Sokağa çıkmak güzel çünkü 1. katta bile otursak şimdilik annemin kucağında iniyorum aşağıya ancak dönüşte annem istedi ki merdivenleri ben çıkayım. Bir 10 dk da merdiven başında harcadık. Ben duruyorum, o duruyor. Allah'tan sonra aklına geldi. Ben merdiven çıkmayı bilmiyordum ki! Bunu fark eden annem beni basamağın üzerine koydu, ön patilerimi de bir üst basamağa. Ben de hemen öğrendiğimi tekrar edip, ön patilerimi bir üst basamağa koydum ama sanki basamaklara yatay olarak uzanmış gibi oldum. Bu annemi çok güldürdü. Ben öyle dururken tuttu popomu bir üst basamağa koydu. Bende de ampuller yandı. Demek ki, ön ve arka patilerim senkronize çalışmalıydı. Bunun üzerine önü atarken arkalarla kendimi destekleyince baktım ki çıkıyorum. 2-3 gündür eğer babam evde ve biz annemle dolaşmadan dönüyorsak, çözüyorlar beni, babam yukarıdan "Koş kızım, gel babana diye bağırıyor" ben de pıtır pıtır çıkıyorum yukarıya. Çok zevkli ve eğlenceli.

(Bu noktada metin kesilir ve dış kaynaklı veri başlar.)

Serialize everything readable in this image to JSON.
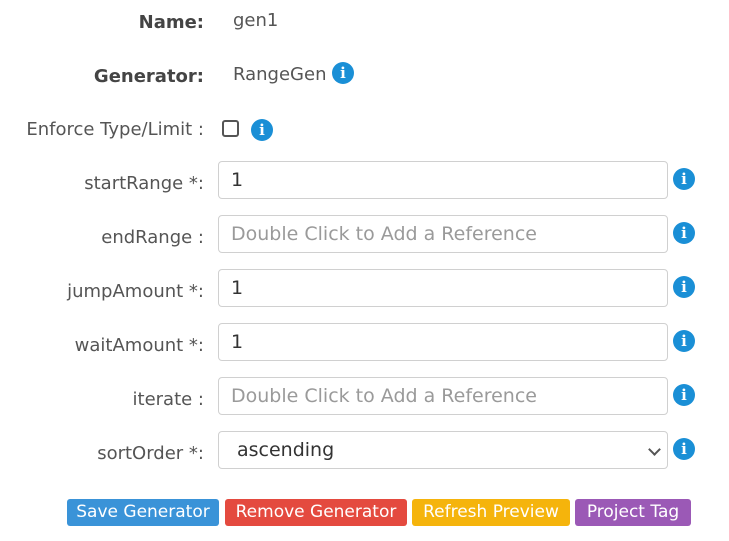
{
  "name_row": {
    "label": "Name:",
    "value": "gen1"
  },
  "generator_row": {
    "label": "Generator:",
    "value": "RangeGen"
  },
  "enforce_row": {
    "label": "Enforce Type/Limit :",
    "checked": false
  },
  "fields": [
    {
      "label": "startRange *:",
      "value": "1",
      "placeholder": ""
    },
    {
      "label": "endRange :",
      "value": "",
      "placeholder": "Double Click to Add a Reference"
    },
    {
      "label": "jumpAmount *:",
      "value": "1",
      "placeholder": ""
    },
    {
      "label": "waitAmount *:",
      "value": "1",
      "placeholder": ""
    },
    {
      "label": "iterate :",
      "value": "",
      "placeholder": "Double Click to Add a Reference"
    }
  ],
  "sort_row": {
    "label": "sortOrder *:",
    "selected": "ascending"
  },
  "info_glyph": "i",
  "icons": {
    "info": "info-circle-icon",
    "select_arrow": "chevron-down-icon"
  },
  "buttons": {
    "save": {
      "label": "Save Generator",
      "color": "#3a93d8"
    },
    "remove": {
      "label": "Remove Generator",
      "color": "#e44a3f"
    },
    "refresh": {
      "label": "Refresh Preview",
      "color": "#f5b40c"
    },
    "tag": {
      "label": "Project Tag",
      "color": "#9b59b6"
    }
  },
  "colors": {
    "info": "#1a8fd6"
  }
}
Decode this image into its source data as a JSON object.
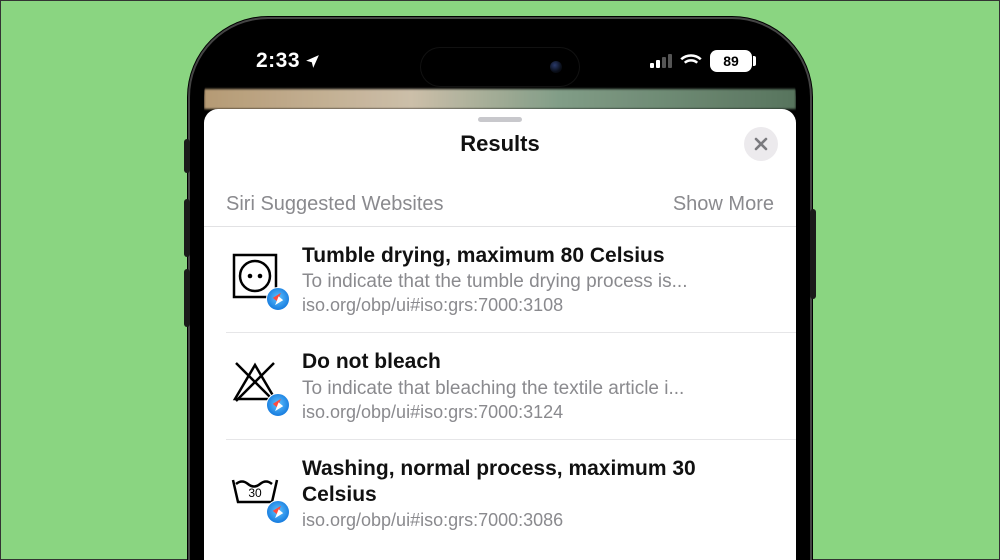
{
  "status": {
    "time": "2:33",
    "battery": "89"
  },
  "sheet": {
    "title": "Results",
    "section_label": "Siri Suggested Websites",
    "show_more": "Show More"
  },
  "results": [
    {
      "icon": "tumble-dry",
      "title": "Tumble drying, maximum 80 Celsius",
      "subtitle": "To indicate that the tumble drying process is...",
      "url": "iso.org/obp/ui#iso:grs:7000:3108"
    },
    {
      "icon": "no-bleach",
      "title": "Do not bleach",
      "subtitle": "To indicate that bleaching the textile article i...",
      "url": "iso.org/obp/ui#iso:grs:7000:3124"
    },
    {
      "icon": "wash-30",
      "title": "Washing, normal process, maximum 30 Celsius",
      "subtitle": "",
      "url": "iso.org/obp/ui#iso:grs:7000:3086"
    }
  ]
}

Böyle herşeyi bir anda anlatmak ne zormuş. Başka unuttuğum bişey kaldı mı diye düşünüyorum. Hah! Eve geldiğimin ikinci akşamında beni duşa sokup yıkadılar. KOKUYORMUŞUM EFENDİM. Köpeğim ben yaaa, tabii kokucam. Gerçi pek bi hoşuma gitti. Özel şampuanımla ve ılık su ile yıkandım, önce kocaman havlunun içinde, sonra da fön dedikleri ılık hava üfleyen gürültülü bir makine ile kurutuldum. En güzel tarafı duştan sonraki balkon sefamızdı. Annem beni kucağına yatırdı. Hafif esinti olduğu için üzerimi de yine havlu ile örttü. Ufaktan kafam okşanırken, üzerinize afiyet bir uyku bastırdı, anlatamam. Uykuya dalmadan önce hatırladığım, annemin beni seven elini patimle ittiğim.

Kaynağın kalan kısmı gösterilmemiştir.